El propio Toni Fernández abunda en ese buen ambiente y en el nivel mejorado de un grupo que no se reduce a Rocío Arroyo, pues también cuenta con gente como Gerson Pozo o las prometedoras hermanas gemelas Daniela y Valeria Manzanares: “Tenemos la suerte de contar con un grupo de cuatrocentistas bastante interesante. Tenemos a Gerson, que ya ha sido internacional absoluto y comparte el actual récord de Europa de 4x400 sub-23 (3:02.02). Tenemos un grupo muy sano de deportistas que se apoyan unos a otros. Los mayores, tanto Gerson como Rocío, que son atletas que han estado desde la Escuela hasta categoría absoluta, arropan, por ejemplo, a las hermanas Manzanares, dos atletas que ahora mismo están entre las 10 primeras del ranking europeo sub-18 en 400m [con 54.60 y 54.61]. Es una familia. Todos entienden que, o nos apoyamos todos, o esto no funciona. Así, es muy bonito ver cómo atletas de altísimo nivel hacen series y animan a sus compañeros de categoría sub-18 para que hagan una serie más o simplemente porque tienen una pájara”.

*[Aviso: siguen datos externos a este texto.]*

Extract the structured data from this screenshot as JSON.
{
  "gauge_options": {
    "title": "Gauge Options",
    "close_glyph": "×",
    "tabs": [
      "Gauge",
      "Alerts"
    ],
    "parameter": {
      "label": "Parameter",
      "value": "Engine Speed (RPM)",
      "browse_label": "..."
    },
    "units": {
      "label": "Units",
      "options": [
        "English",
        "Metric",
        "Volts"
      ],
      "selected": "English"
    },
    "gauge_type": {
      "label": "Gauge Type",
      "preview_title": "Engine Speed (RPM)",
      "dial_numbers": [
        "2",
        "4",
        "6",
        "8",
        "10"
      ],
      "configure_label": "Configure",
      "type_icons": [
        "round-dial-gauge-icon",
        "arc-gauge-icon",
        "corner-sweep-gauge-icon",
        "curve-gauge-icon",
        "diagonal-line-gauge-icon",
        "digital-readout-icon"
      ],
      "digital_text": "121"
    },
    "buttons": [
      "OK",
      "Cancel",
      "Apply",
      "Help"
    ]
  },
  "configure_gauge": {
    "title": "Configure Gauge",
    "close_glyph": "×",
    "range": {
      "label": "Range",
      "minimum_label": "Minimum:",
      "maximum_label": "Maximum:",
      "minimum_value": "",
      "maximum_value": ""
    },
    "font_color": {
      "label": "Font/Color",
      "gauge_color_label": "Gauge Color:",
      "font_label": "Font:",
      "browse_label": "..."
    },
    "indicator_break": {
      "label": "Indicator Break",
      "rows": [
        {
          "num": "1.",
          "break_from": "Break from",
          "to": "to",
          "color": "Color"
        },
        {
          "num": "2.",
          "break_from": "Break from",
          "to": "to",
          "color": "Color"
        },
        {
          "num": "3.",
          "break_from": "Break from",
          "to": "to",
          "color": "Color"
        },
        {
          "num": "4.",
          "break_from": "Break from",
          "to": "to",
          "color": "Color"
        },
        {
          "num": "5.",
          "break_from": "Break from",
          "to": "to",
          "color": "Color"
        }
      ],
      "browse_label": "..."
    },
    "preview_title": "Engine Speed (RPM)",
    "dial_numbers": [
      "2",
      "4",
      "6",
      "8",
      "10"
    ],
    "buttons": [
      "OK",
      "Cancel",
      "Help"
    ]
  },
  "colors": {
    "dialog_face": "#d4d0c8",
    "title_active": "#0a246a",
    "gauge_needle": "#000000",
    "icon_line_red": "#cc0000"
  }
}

COINCIDENCIAS ENTRE ROCÍO Y EL PADRE DE TONI
Como atleta, Toni (que competía en 400 metros vallas) no fue tan impresionante como su padre, pero siempre ha andado sobrado de vocación y empeño para triunfar como técnico: “Yo siempre decía: ‘de mayor seré un buen entrenador; mucho mejor entrenador que atleta’. Y ese ha sido siempre mi objetivo: intentar aprender, estudiar, leer y sobre todo observar a los que saben, que hay gente que sabe millones de cosas y hay que estar atento”.

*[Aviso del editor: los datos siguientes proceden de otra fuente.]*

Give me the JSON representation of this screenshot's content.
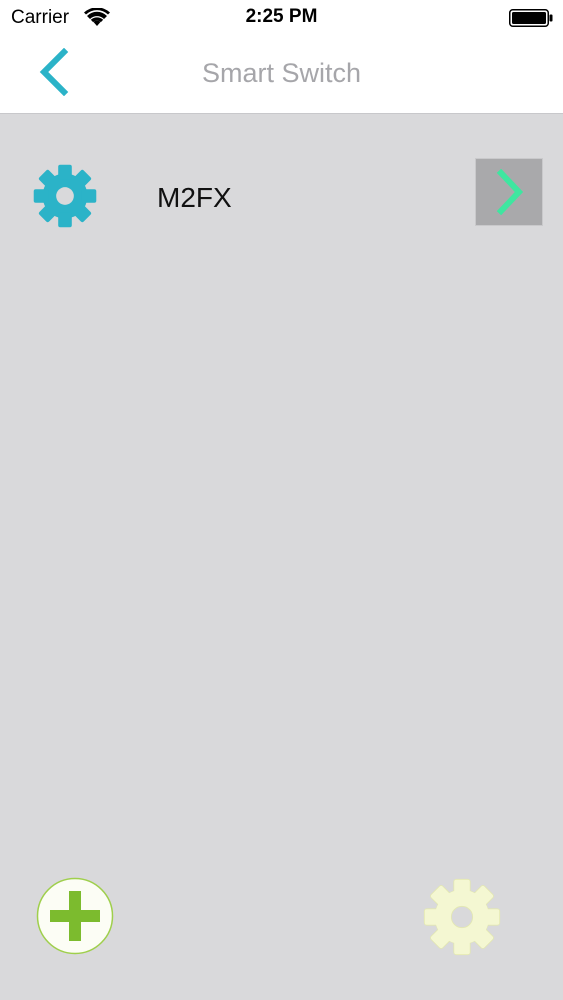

Curiosamente, la incipiente carrera de su alumna más aventajada presenta más de una similitud con la de su padre, que fue olímpico en 800 metros (la prueba donde se le vaticinan grandes éxitos a Rocío) y llegó a batir todo un récord de Europa en los 500 metros (la distancia donde Rocío logró su primera plusmarca nacional absoluta individual el pasado 29 de mayo). “Sí que lo he hablado con él, al igual que hablamos de entrenamientos, de series y de todo. Es más, cuando Rocío hizo el récord de España de 500, llamé a mi padre y le dije: ‘Pues mira, otro récord de la familia en los 500m’... Y sí que pueden tener un cierto paralelismo sus trayectorias, porque tanto el entrenador de Almería de mi padre, Emilio Campra, como José Manuel Ballesteros [en Madrid] se preocuparon mucho también de que mi padre tuviera mucha velocidad. De hecho, fue medallista en campeonato de España absoluto de 400”.

LA DUALIDAD 400-800
De hecho, Rocío Arroyo sigue también mejorando como cuatrocentista, como demuestran sus 51.71 del 3 de junio en Valladolid (encadena ya 5 marcas personales en sus 5 últimos 400m al aire libre, tras los 53.22, 52.85, 52.64 y 52.37 de 2025) y sus éxitos constantes con el 4x400 femenino… “Lo tengo hablado con ella y nuestra idea es nunca abandonar el 400. Tenemos claro que la base de la velocidad que nos da el 400 es la que va a hacer fructificar la marca del 800. Además, que siempre ha sido una atleta de relevo, y es algo que le encanta. Entonces, es como una dualidad de trabajar una velocidad muy prolongada con la mezcla de lo que implica un corredor de 800, pero la intención en el futuro es seguir trabajando las dos pruebas. Aunque evidentemente, haciendo menos 400 (y en lo que queda de temporada no hará ninguno más)”.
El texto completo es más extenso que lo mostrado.